Today we are learning anew just how intelligent crows and ravens are. There was a study done that showed crows can recognize individual human faces, and also remember if that face is associated with dangerous behavior towards them. Here is the fascinating story:
Friend or Foe? Crows Never Forget a Face, It Seems
I’d wager our farmer forefathers were aware of this. If a crow can recognize a face, for sure they won’t be fooled by a stuffed fake man suspended on a pole. With the scarecrow’s limited practical use, why would a farmer bother? There had to be additional reasons for having this effigy in their farm. Here we enter into speculation concerning the scarecrow. There is scant information so we have to make some assumptions.
Perhaps one possible purpose of the scarecrow was not jus to scare away birds, but to mark the land as belonging to the farmer. Or if a serf, to the land’s lord. Stay out! The idea of hanging bodies as a warning was used in the past. The ancient Romans left crucified prisoners to send a message to their population. The infamous Vlad the Impaler impaled prisoners of war as a gruesome warning. The scarecrow, impaled and crucified, could have served a similar, if less graphic, purpose. Call it a Scareman.
Farms were always subject to the whims of nature, and the farmer lived at the mercy of a capricious environment. A drought or flood could result in starvation. An infestation of pests could devastate crops, a plague destroy the livestock. The scarecrow could also have served as an effigy, a form of substitute human sacrifice. The scarecrow would be offered to the natural world in place of the living, that nature might be sated. Like the gargoyles on the gothic cathedral, the scarecrow might have been a hex to protect the farm from harm and keep evil spirits away.
The scarecrow could even be represented in the tarot. There is a tarot card called the Hanged Man, which portrays a man hanging upside down from a beam. The character is passive, accepting his fate. The card symbolizes life in a state of suspension, static and unchanging. The image of the scarecrow forever attached to his beam is very similar to this card. Both the scarecrow and the “hanged man” do not evolve and seem unaware of their sad condition. Is this only a pause before further personal evolution?

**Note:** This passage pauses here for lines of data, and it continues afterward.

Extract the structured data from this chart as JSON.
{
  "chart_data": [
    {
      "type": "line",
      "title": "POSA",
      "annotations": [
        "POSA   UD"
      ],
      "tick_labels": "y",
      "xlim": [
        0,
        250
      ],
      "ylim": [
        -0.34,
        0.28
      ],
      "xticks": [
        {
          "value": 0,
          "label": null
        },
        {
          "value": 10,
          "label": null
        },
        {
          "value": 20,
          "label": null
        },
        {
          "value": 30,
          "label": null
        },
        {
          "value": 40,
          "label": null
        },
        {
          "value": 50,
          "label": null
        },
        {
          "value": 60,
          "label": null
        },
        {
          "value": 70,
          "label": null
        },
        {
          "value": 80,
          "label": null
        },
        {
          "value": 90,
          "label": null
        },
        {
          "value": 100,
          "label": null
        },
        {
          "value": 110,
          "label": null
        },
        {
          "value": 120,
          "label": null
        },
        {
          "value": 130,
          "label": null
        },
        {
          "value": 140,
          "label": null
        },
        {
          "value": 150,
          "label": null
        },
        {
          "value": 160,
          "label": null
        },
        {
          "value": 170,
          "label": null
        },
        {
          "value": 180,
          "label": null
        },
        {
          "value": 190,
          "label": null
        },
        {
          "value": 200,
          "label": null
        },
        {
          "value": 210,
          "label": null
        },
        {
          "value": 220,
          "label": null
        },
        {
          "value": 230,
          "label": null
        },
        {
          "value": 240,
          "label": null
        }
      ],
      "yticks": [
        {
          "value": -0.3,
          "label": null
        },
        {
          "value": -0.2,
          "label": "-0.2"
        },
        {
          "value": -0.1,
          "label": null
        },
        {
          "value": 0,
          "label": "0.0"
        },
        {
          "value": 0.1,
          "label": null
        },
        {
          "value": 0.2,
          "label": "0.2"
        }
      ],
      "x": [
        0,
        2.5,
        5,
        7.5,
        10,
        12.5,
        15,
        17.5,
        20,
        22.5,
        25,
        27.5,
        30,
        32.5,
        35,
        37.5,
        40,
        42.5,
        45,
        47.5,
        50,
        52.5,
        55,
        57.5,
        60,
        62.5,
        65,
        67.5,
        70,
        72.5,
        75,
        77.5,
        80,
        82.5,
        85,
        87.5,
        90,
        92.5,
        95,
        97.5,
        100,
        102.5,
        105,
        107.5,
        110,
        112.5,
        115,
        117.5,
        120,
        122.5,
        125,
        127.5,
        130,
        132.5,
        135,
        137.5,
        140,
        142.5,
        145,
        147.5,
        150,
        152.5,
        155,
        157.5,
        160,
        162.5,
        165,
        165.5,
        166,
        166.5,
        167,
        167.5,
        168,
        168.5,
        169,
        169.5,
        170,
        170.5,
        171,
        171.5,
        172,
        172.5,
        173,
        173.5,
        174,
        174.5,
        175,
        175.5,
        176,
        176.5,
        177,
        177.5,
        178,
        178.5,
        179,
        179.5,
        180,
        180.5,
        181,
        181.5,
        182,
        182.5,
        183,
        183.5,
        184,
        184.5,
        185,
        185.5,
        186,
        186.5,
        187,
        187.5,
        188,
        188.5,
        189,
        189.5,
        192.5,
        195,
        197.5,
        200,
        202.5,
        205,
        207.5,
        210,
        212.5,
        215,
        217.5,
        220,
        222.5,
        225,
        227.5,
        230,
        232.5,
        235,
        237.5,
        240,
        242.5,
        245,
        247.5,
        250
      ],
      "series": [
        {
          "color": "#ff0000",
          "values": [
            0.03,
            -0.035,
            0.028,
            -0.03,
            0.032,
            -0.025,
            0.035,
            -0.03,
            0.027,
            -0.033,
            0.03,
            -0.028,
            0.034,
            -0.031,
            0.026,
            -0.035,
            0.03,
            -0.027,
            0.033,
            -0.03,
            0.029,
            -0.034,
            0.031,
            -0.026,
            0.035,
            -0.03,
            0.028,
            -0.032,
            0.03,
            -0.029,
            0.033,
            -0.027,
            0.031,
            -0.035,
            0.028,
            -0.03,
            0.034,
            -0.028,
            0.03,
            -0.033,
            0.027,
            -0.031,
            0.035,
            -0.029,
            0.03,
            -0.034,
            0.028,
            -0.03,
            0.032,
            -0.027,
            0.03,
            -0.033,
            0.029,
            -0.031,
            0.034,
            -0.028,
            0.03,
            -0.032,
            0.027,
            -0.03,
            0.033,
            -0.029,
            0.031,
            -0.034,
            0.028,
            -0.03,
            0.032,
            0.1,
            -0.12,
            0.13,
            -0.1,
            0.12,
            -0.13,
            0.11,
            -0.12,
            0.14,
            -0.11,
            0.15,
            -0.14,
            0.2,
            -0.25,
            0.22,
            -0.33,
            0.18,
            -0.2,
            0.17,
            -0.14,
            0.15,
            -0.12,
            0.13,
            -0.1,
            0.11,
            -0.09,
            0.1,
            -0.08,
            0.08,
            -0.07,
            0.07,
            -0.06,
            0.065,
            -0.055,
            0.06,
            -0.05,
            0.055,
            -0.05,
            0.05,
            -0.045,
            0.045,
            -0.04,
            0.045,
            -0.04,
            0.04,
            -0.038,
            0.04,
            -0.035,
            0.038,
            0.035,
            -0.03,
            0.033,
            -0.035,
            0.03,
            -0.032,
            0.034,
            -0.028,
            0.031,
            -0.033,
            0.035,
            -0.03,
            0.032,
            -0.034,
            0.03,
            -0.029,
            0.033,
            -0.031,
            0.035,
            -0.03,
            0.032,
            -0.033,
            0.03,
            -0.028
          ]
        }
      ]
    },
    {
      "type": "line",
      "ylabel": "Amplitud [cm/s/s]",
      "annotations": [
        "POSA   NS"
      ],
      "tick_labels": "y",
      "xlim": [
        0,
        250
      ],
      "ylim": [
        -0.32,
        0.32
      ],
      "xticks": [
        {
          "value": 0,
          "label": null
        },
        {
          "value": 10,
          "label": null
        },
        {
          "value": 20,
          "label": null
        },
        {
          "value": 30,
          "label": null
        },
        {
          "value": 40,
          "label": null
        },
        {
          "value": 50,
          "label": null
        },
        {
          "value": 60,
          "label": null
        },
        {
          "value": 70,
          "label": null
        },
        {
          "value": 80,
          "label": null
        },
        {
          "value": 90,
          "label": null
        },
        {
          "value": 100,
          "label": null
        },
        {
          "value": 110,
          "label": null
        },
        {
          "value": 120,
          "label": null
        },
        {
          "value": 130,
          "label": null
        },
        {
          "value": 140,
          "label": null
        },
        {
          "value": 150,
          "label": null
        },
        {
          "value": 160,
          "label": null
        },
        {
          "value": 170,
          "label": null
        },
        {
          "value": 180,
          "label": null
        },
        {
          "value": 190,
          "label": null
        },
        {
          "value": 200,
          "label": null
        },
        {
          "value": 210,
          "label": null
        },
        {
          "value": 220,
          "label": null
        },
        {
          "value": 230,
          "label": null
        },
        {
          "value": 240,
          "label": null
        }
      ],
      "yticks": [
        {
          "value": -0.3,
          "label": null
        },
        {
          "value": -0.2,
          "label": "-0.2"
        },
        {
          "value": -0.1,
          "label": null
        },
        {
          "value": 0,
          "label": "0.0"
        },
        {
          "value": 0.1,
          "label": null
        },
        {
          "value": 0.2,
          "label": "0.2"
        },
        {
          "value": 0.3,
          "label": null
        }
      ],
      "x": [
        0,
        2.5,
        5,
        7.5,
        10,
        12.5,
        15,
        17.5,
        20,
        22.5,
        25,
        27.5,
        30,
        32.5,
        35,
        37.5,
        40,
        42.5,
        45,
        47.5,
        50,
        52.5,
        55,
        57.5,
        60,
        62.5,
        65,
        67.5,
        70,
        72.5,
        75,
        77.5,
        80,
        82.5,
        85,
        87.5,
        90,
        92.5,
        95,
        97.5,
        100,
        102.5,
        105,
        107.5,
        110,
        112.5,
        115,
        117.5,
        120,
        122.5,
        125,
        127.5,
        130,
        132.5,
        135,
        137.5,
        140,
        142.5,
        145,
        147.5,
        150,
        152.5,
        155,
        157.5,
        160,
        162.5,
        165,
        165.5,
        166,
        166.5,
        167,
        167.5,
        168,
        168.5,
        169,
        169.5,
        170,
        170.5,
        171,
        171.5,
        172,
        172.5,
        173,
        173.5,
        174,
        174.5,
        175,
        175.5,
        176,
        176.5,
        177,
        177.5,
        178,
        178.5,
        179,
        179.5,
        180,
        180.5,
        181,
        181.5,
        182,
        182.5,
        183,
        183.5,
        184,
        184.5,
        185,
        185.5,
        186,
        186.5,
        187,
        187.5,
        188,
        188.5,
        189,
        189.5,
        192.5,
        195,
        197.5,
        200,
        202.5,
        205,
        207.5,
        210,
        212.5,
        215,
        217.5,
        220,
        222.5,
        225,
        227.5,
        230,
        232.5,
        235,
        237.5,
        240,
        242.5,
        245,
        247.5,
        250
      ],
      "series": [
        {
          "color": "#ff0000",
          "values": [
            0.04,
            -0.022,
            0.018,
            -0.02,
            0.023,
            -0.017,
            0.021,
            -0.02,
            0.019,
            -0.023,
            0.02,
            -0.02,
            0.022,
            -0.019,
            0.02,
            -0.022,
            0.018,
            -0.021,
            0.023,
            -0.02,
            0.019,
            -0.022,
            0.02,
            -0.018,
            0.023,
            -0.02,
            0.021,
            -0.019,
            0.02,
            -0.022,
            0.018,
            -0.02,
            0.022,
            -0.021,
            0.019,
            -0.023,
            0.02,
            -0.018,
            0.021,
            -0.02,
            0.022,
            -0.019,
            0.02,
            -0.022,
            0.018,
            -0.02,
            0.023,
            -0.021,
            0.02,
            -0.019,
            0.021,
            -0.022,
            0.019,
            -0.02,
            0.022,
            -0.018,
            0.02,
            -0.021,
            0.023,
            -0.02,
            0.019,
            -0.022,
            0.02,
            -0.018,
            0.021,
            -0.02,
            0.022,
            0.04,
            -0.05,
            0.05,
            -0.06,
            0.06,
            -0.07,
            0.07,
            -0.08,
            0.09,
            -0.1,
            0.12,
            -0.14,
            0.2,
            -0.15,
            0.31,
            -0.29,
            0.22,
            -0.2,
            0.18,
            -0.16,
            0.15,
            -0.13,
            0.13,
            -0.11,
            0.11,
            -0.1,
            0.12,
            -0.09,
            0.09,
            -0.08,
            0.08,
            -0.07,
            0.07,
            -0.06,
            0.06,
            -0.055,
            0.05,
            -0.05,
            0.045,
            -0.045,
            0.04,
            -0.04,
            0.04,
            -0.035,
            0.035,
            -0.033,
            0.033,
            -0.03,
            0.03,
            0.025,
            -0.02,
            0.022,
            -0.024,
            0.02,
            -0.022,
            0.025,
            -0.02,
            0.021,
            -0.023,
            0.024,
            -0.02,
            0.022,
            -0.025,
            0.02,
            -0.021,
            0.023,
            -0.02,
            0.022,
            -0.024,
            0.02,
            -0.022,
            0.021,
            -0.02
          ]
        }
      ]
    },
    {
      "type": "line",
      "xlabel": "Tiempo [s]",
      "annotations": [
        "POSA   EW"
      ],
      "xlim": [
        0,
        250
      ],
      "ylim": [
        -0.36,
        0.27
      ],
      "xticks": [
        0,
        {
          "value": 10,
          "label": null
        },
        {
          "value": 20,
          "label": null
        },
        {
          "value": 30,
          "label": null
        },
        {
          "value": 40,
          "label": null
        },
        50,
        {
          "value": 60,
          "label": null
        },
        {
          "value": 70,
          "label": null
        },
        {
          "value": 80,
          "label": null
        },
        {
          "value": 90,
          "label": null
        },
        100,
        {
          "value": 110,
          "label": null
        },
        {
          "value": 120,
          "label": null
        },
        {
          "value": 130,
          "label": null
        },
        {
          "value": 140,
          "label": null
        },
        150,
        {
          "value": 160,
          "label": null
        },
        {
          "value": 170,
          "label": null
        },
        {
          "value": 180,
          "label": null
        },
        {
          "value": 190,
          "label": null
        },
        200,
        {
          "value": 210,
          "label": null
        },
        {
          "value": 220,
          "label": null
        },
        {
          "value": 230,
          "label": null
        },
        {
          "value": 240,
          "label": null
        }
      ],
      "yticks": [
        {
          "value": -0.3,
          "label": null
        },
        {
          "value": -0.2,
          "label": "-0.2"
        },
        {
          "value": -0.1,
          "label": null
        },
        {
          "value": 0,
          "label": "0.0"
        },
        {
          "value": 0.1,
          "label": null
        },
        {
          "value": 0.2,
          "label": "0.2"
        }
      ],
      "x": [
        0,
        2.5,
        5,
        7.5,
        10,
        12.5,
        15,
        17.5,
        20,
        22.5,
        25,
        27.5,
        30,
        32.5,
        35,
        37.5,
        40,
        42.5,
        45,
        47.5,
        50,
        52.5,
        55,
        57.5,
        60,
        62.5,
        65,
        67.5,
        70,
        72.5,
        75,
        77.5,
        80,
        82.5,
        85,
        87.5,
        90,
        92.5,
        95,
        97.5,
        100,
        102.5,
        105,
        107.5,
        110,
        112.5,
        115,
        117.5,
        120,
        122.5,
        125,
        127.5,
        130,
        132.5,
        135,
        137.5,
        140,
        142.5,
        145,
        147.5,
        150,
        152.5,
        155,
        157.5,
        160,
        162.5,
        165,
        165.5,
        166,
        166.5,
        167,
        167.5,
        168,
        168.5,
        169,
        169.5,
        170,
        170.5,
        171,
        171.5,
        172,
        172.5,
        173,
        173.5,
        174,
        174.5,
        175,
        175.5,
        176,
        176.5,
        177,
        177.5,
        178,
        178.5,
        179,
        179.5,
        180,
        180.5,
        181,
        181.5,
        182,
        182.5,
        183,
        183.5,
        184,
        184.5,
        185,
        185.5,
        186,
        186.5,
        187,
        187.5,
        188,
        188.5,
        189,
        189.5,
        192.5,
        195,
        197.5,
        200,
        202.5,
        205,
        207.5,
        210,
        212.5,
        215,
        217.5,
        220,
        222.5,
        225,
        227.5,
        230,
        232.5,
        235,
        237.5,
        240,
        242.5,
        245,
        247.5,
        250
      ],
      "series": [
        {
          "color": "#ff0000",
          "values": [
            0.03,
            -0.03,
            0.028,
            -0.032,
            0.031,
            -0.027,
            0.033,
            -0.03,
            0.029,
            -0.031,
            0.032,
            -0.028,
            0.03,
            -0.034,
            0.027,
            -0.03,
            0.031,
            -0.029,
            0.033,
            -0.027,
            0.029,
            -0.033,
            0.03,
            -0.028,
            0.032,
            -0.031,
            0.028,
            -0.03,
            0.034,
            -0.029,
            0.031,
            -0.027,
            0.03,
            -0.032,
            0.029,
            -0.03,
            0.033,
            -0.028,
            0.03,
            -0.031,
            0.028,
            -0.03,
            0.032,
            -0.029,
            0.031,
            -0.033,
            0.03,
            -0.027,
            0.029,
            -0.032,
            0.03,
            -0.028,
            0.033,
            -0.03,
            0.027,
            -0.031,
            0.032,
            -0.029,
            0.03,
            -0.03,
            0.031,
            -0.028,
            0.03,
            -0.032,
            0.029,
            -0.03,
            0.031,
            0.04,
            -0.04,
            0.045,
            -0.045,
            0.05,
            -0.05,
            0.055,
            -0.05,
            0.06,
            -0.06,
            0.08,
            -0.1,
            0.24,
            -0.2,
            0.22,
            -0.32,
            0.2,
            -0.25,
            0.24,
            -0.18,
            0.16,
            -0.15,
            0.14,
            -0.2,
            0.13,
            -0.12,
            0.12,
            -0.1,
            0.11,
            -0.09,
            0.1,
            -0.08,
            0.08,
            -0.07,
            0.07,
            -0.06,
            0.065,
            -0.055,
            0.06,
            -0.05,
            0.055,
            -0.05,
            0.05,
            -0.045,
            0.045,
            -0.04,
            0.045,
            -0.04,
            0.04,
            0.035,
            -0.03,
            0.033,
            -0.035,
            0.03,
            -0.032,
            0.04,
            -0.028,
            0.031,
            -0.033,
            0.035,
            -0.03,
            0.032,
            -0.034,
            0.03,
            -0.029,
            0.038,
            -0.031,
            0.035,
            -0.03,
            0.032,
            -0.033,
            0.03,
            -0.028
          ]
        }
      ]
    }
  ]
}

Being hanged was the Norse god Odin’s pause before his advancement. Odin had an experience similar to the Hanged Man. In Norse mythology, Odin hung upside down from the world-tree Yggdrasil in order to attain enlightenment. He had to suffer greatly for his wisdom. After nine days Odin achieved his goal and discovered the Runes, died and was reborn, freed from the tree but at the cost of one of his eyes. Suffering before spiritual growth is a theme in many religions.
To complete the circle, Odin was linked to his two ravens, Huginn (thought) and Muninn (memory), which travel the world giving Odin information. Here ravens represent the power of the mind as they perch on Odin’s shoulder whispering in his ears. As crows perch on the scarecrow, granting them the advantage of sight over the fields.
We return to the crows. In folklore crows were considered omens of doom and death, perhaps because of their black plumage, their eerie squawk and their scavenging for carrion. Like vultures they were thought to circle the dying. Crows and ravens were viewed as mysterious beings, often associated with the trickster spirit. Some were thought to be shape-shifters and symbolized knowledge, cunning, and trickery. If crows were considered bad omens, then using a scarecrow to banish them seems to have a metaphysical as well as a practical purpose.
These symbolic supernatural attributes are a reflection of the genuine virtues of the crow. Crows are among the most intelligent of animals, a good reason they served as Odin’s thought and memory. Crows are adaptable, inquisitive, mischievous, communicate with each other and can even count up to four. Crows share with humanity a form of sentience. If nothing else the scarecrow symbolizes that fact. We don’t bother with scare-sparrows or scare-pigeons.